From Pain to Pleasure

From Pain to Pleasure

Beth Ashley talks us through reclaiming sex after trauma

There’s a lot I took for granted before it happened; the ease of masturbation, the intimacy of holding someone, the warmth of yearning a person in close physical proximity to me. I didn’t lose those desires after being sexually assaulted; they just seemed irreparably prohibited. It’s incredibly difficult to desire sex in a body that wants to protect you and in a society that wants to restrict you.

Pain has always been an easier narrative to squash women into than pleasure. The hurt of periods, childbirth, the glass ceiling. Pain has been coded into our body’s algorithm and expected to continue throughout life. This becomes especially apparent when you experience sexual assault.  

I, thankfully, grew up during a time where support for survivors had begun to be normalised. There was an ease the women before me could have never experienced, of just being able to tell someone. When I spoke out about what happened to me, to family, the police and eventually a therapist, I was met with an abundance of emotional support. “You’ll get through this,” they said, and “time will heal you,” as though I’d expire imminently if I didn’t receive at least one well-wish an hour. Comforting and understanding conversations were offered to me about how I could still go to university, how I could still work, how my permanent low mood would lift if I dedicated my time and attention my wellbeing.

But the conversation I needed the most was glaringly missing – a desperate part of my undoing that no one seemed to want to address. I needed an honest conversation about sex.

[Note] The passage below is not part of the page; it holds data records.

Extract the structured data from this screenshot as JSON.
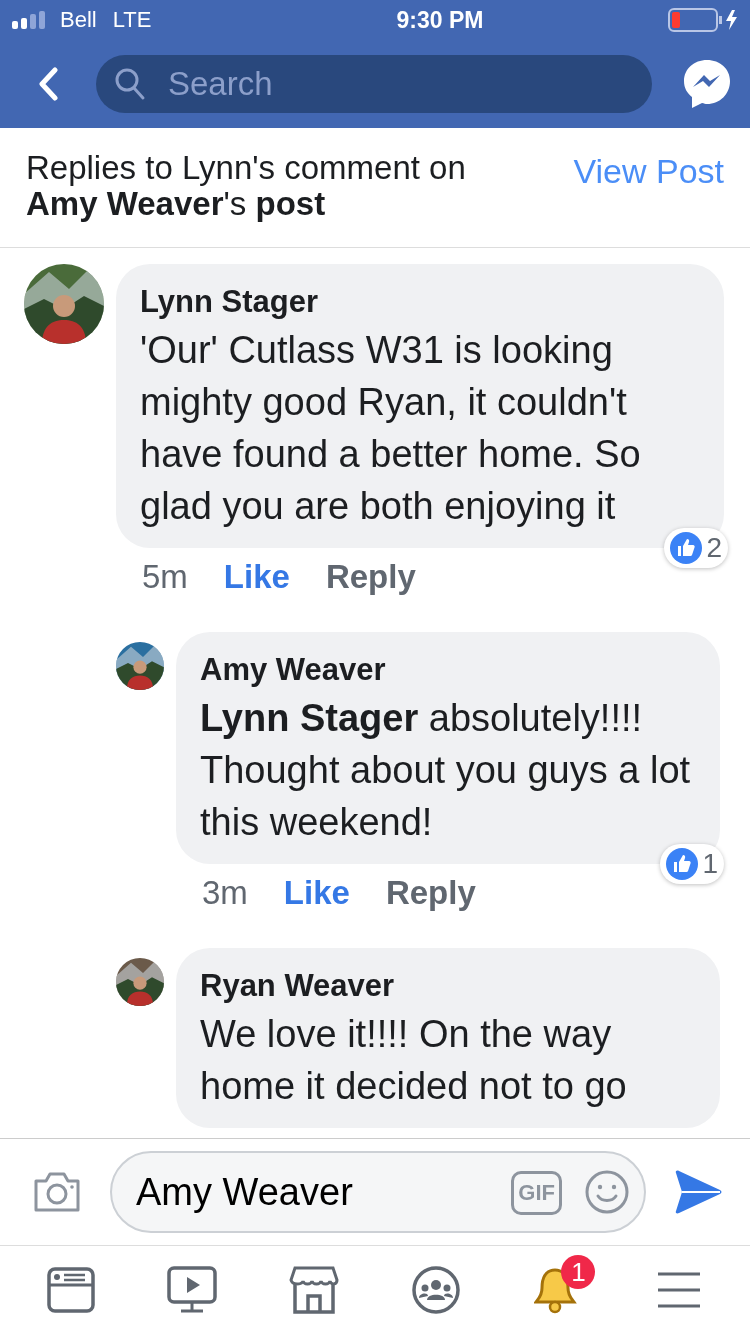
{
  "status_bar": {
    "carrier": "Bell",
    "network": "LTE",
    "time": "9:30 PM"
  },
  "nav": {
    "search": {
      "placeholder": "Search"
    }
  },
  "header": {
    "title": "Replies to Lynn's comment on **Amy Weaver**'s **post**",
    "link": "View Post"
  },
  "comments": [
    {
      "kind": "comment",
      "author": "Lynn Stager",
      "text": "'Our' Cutlass W31 is looking mighty good Ryan, it couldn't have found a better home. So glad you are both enjoying it",
      "time": "5m",
      "like": "Like",
      "liked": true,
      "reply": "Reply",
      "reactions": "2"
    },
    {
      "kind": "reply",
      "author": "Amy Weaver",
      "text": "**Lynn Stager** absolutely!!!! Thought about you guys a lot this weekend!",
      "time": "3m",
      "like": "Like",
      "liked": true,
      "reply": "Reply",
      "reactions": "1"
    },
    {
      "kind": "reply",
      "author": "Ryan Weaver",
      "text": "We love it!!!! On the way home it decided not to go"
    }
  ],
  "composer": {
    "value": "Amy Weaver",
    "gif": "GIF"
  },
  "tabs": [
    {
      "kind": "news",
      "selected": false
    },
    {
      "kind": "video",
      "selected": false
    },
    {
      "kind": "market",
      "selected": false
    },
    {
      "kind": "groups",
      "selected": false
    },
    {
      "kind": "bell",
      "selected": true,
      "badge": "1"
    },
    {
      "kind": "menu",
      "selected": false
    }
  ]
}
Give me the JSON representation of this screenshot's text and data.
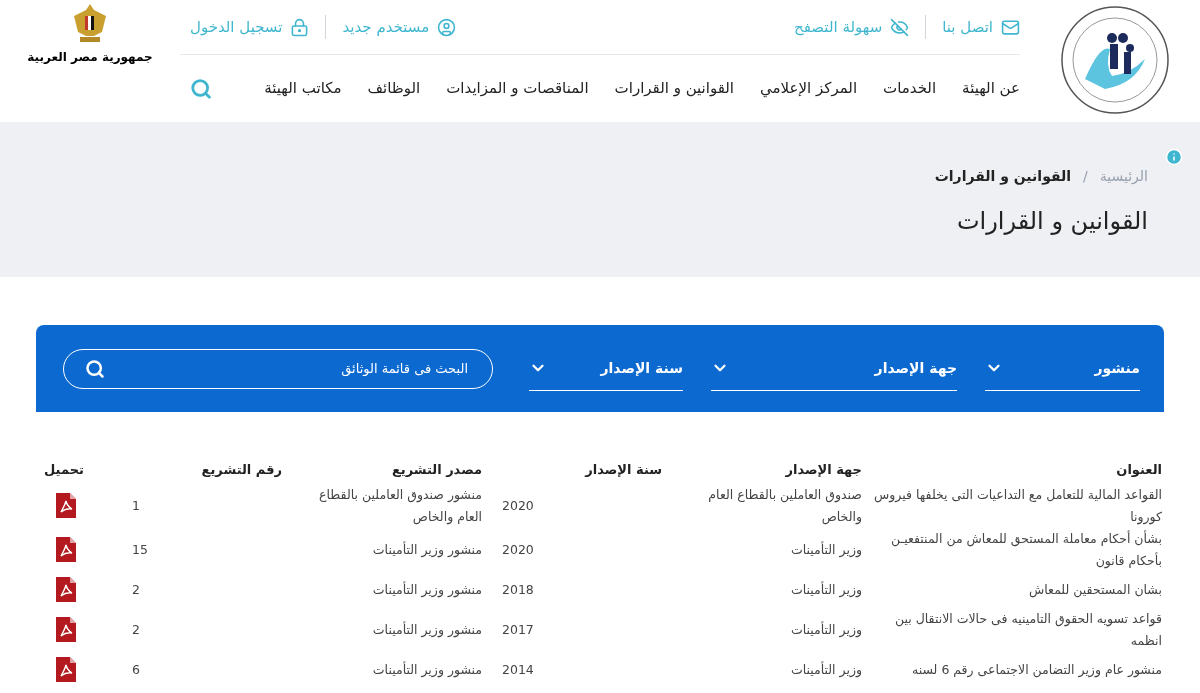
{
  "header": {
    "top_links": [
      {
        "kind": "mail",
        "label": "اتصل بنا"
      },
      {
        "kind": "accessibility",
        "label": "سهولة التصفح"
      },
      {
        "kind": "user",
        "label": "مستخدم جديد"
      },
      {
        "kind": "lock",
        "label": "تسجيل الدخول"
      }
    ],
    "nav": [
      "عن الهيئة",
      "الخدمات",
      "المركز الإعلامي",
      "القوانين و القرارات",
      "المناقصات و المزايدات",
      "الوظائف",
      "مكاتب الهيئة"
    ],
    "emblem_caption": "جمهورية مصر العربية"
  },
  "breadcrumb": {
    "items": [
      "الرئيسية",
      "القوانين و القرارات"
    ],
    "separator": "/"
  },
  "page_title": "القوانين و القرارات",
  "filters": {
    "dropdowns": [
      "منشور",
      "جهة الإصدار",
      "سنة الإصدار"
    ],
    "search": {
      "placeholder": "البحث فى قائمة الوثائق"
    }
  },
  "table": {
    "columns": [
      "العنوان",
      "جهة الإصدار",
      "سنة الإصدار",
      "مصدر التشريع",
      "رقم التشريع",
      "تحميل"
    ],
    "rows": [
      {
        "title": "القواعد المالية للتعامل مع التداعيات التى يخلفها فيروس كورونا",
        "issuer": "صندوق العاملين بالقطاع العام والخاص",
        "year": "2020",
        "source": "منشور صندوق العاملين بالقطاع العام والخاص",
        "number": "1"
      },
      {
        "title": "بشأن أحكام معاملة المستحق للمعاش من المنتفعيـن بأحكام قانون",
        "issuer": "وزير التأمينات",
        "year": "2020",
        "source": "منشور وزير التأمينات",
        "number": "15"
      },
      {
        "title": "بشان المستحقين للمعاش",
        "issuer": "وزير التأمينات",
        "year": "2018",
        "source": "منشور وزير التأمينات",
        "number": "2"
      },
      {
        "title": "قواعد تسويه الحقوق التامينيه فى حالات الانتقال بين انظمه",
        "issuer": "وزير التأمينات",
        "year": "2017",
        "source": "منشور وزير التأمينات",
        "number": "2"
      },
      {
        "title": "منشور عام وزير التضامن الاجتماعى رقم 6 لسنه",
        "issuer": "وزير التأمينات",
        "year": "2014",
        "source": "منشور وزير التأمينات",
        "number": "6"
      }
    ]
  }
}
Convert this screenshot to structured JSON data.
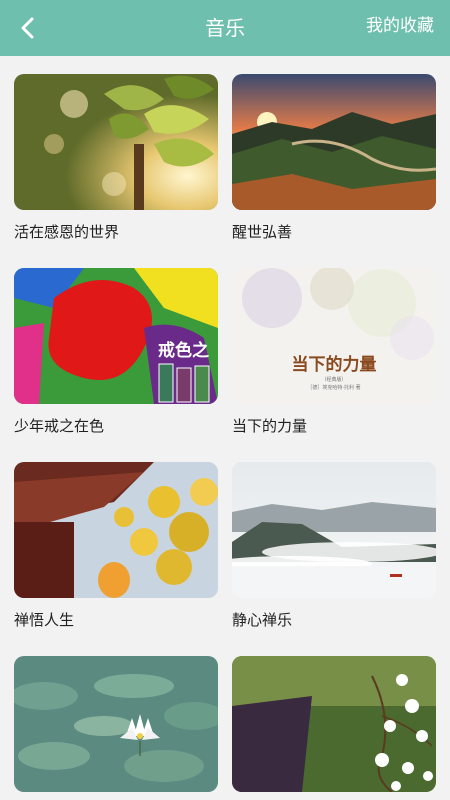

For a lot of survivors, being assaulted doesn’t come with immediate realisation. For me, accepting what had happened took weeks of mental energy. Once I’d truly accepted I’d been assaulted, my first response was anger. After that, I immediately worried about sex. Would I ever have it again? Do you have to disclose trauma to everyone you sleep with? Will anyone want to have sex with me if I did tell them, or will I seem too fragile, or even ‘dirty’?

I spent a handful of months fluctuating between devastating sadness and rampant horniness. I wanted to have sex, but the thought of being physically intimate with anyone brought the all-too-familiar feeling of hot bile to the back of my throat.

I know plenty of survivors who’ve gone on to thrive and even survive, as the label declares. But what about sex? I don’t want the bare minimum of living, something seemingly triumphant to outsiders for a survivor. I want to experience pleasure, intimacy, love. What truly would have benefitted me, amongst the therapy and emotional support, would have been open and honest conversations about sex. I needed someone to tell me I didn’t have to stay in pain. In our social climate, achieving this would be incredibly difficult.

Female pleasure is poorly understood and vastly unspoken; a locked-away taboo whose doors snap shut as soon as someone pries them open. It’s an unfair stigma that caused me to be sexually assaulted before I had any meaningful understanding of how my autonomy works. If we’ve only just begun to discuss female sexuality with each other generally, how was I going to discuss female sexuality after rape? And who would I discuss it with?

Even now, five years on, I’m not sure I have the language to articulate what I’ve lost, and what I’ve gained; the complexities of yearning for sex, only to have it snatched away by trauma just seconds later. It’s hard to speak about something that’s never been discussed before.

I can’t pretend that undoing this damage is simplistic. The journey is not linear; it is complicated and individual. For me, prioritising myself and rediscovering my sexuality as a survivor was the big ‘fuck you’ I needed to throw at society, for not allowing me to feel normal about sex.

Navigating the world of dating and sexuality with trauma was intricate, and at times, upsetting – but it was also liberating. One of the biggest challenges of entering this domain was accepting new changes. Not only had my brain adapted to cope with the trap of trauma, but my feelings towards sex had changed significantly. I tried to remind myself attentively that my sexuality would have eventually changed regardless of trauma; I would have let go of old preferences as I aged and embarked on new adventures. Remembering this and naming them ‘developments’ rather than ‘changes’ helped me become familiar, to utilise them rather than fear them.

These developments covered all bases, from the lingerie I liked, toys I brought into sexual play, and the sexual acts I enjoyed. My sexuality had received an entire overhaul, and while I mourned the things I loved that had disappeared, the prospect of new sexual adventures was exciting. I found comfort in new fabrics, aided exploration with new toys, and I was awakened discovering new sexual preferences.

Something every survivor should hear, but probably hasn’t, is that we’re allowed to feel sexy after sexual assault. We’re allowed to have sex without shame or guilt. We’re allowed to find our small pleasures, to experiment with enjoyment, to slip on some lingerie and admire ourselves. And if you’re not ready to be intimate with someone else, you’re allowed to feel pleasure alone without feeling guilty.

Recovery looks different for everyone. For me, justice was about experiencing pleasure and enjoyment in a body that underwent pain, in a body that the world expected to crumble. I deserve to love my body, I can have sex without shame, and my validity as a survivor is not measured by discomfort or suffering. Survivor self-love is a revolutionary act, an important romantic relationship, and it is beautiful. I deserve intimacy.